I feel blest to have been able to read an “advance reader’s copy” of this next book by a favorite author of mine. The book will come out in October (you can pre-order it here).
I have long been a fan of Barbara Kingsolver. Her novel Flight Behavior was reviewed here on this blog, as was The Lacuna (reviewed by me here) that I didn’t like as much. However, one of my favorite novels of all time was her book Prodigal Summer. I really liked this new one too, although I liked both Flight Behavior and Prodigal Summer better. Even though I don’t think this one is her best, I still give it five stars. It is certainly of this present moment, more than anything else I’ve read in a long time.
This author weaves “the issues of the day” into her writing, which is why I like it. I also happen to agree with her world view and her politics, which include concern about global warming and an urgent need to make different choices for sustainability. This new book is set as the current president was running for office, and discusses how the mass populace has been “sheltered” from the facts of the dire global situation.

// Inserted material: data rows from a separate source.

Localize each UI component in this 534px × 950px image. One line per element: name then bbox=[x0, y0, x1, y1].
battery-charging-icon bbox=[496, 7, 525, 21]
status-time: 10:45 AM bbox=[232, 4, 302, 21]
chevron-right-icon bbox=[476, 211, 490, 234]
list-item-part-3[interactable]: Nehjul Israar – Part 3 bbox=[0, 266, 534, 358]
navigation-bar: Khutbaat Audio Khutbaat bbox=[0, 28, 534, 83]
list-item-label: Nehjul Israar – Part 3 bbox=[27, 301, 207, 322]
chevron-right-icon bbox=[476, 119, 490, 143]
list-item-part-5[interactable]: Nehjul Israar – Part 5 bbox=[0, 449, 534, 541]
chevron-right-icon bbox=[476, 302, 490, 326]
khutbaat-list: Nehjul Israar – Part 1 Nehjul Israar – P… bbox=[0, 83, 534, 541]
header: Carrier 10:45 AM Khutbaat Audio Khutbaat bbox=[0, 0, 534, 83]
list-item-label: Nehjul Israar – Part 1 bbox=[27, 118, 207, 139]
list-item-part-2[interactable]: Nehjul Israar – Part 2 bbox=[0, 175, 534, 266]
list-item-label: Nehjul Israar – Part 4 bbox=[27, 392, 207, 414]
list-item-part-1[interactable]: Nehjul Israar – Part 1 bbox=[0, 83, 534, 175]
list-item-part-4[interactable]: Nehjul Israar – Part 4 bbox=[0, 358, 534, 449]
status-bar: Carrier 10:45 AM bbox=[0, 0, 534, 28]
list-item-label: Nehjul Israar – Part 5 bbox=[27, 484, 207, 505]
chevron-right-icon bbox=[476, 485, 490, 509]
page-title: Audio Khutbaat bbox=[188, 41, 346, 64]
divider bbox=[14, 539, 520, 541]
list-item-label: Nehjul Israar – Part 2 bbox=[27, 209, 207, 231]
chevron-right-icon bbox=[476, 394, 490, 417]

She writes this novel from two perspectives, contemporary times in a falling apart house– which is an analogy for the state of the world– and 145 years earlier with a former inhabitant of the same crumbling address. All those years ago Thatcher Greenwood, the local science teacher, befriends his neighbor Mary Treat who is a scientist collaborator and corespondent of Charles Darwin’s. Similar to today when we seem unable or unwilling to face the facts of scientific discovery, no one wants to believe in the theory of evolution.
This is a novel, and there is a story here on multiple levels, with a plot and conclusion. The content does not ring preachy; issues come up as they would in conversation, but come out of the mouths of characters who you understand would be saying those things. Her metaphorical parallels and poetic brilliance are there for those who want to recognize it, but do not hijack the storyline.
Here are some bits in the book to give you a taste:
- “Zeke embodied the contradiction of his generation: jaded about the fate of the world, idealistic about personal prospects.”
- “Your charge is to lead them out of doors. Teach them to see evidence for themselves, and not to fear it.”
- “…complexity gives way to the simple.”
- “Beautiful people like to claim looks didn’t matter, while throwing that currency around like novice bank robbers.”
- “A mother’s unfulfilled ambitions lie heaviest on her daughters.”
- “Willa contented herself with the personable pines. They wore their rough bark like crocodile hide and held their needles upright like tasselly hands on long, curved arms, like Dr. Seuss creatures offering some warning chorus everyone needed to hear.”
- “The guys in charge of everything right now are so old. They really are, Mom. Older than you. They figured out the meaning of life in, I guess, the nineteen fifties and sixties. When it looked like there would always be plenty of everything. And they’re applying that to now. It’s just so ridiculous.”
- “…the secret of happiness is low expectations.”
- “You and Dad did your best. But all the rules have changed and its hard to watch people keep carrying on just the same, like it’s business as usual.”
- “One percent of the brotherhood has their hands on most of the bread. They own the country, their god is the free market, and most people are so horrified they won’t even question the system. If it makes a profit, that’s the definition of good. If it grows, you have to stand back and let it. The free market has exactly the same morality as a cancer cell.”
Taking a stand for what is right comes with a cost, but not doing so comes with a larger one. Both inhabitants of the untenable house, both then and now, have to learn this. Becoming “unsheltered” in the end is likened to thriving as a redwood tree, free to grow in the fresh air of authenticity and survival, which is not a terrible thing to be avoided.
This book does make me wonder what is the purpose of doing art in a world where people need to streamline belongings, don’t have wall space, and the great museums of the world will be under water. How are my pastels going to fare in the cataclysmic weather extremes to be expected? In a future world of barter and scarcity, maybe art will become currency, similar to how the navaho rug did in this book. Christian Science, on the other hand, can rear its head as more practical, accessible, and necessary than ever in these future times, when help will be sorely needed and material solutions lacking.
Anyway, I recommend reading this book when it comes out. We all need to deeply hear the message here. And I recommend reading it when you have time afterwards to go through old boxes and get rid of stuff. Because by the end of this book, you’ll want to. And that’s not an urge that I get that often, so chalk it up to effective, truthful writing.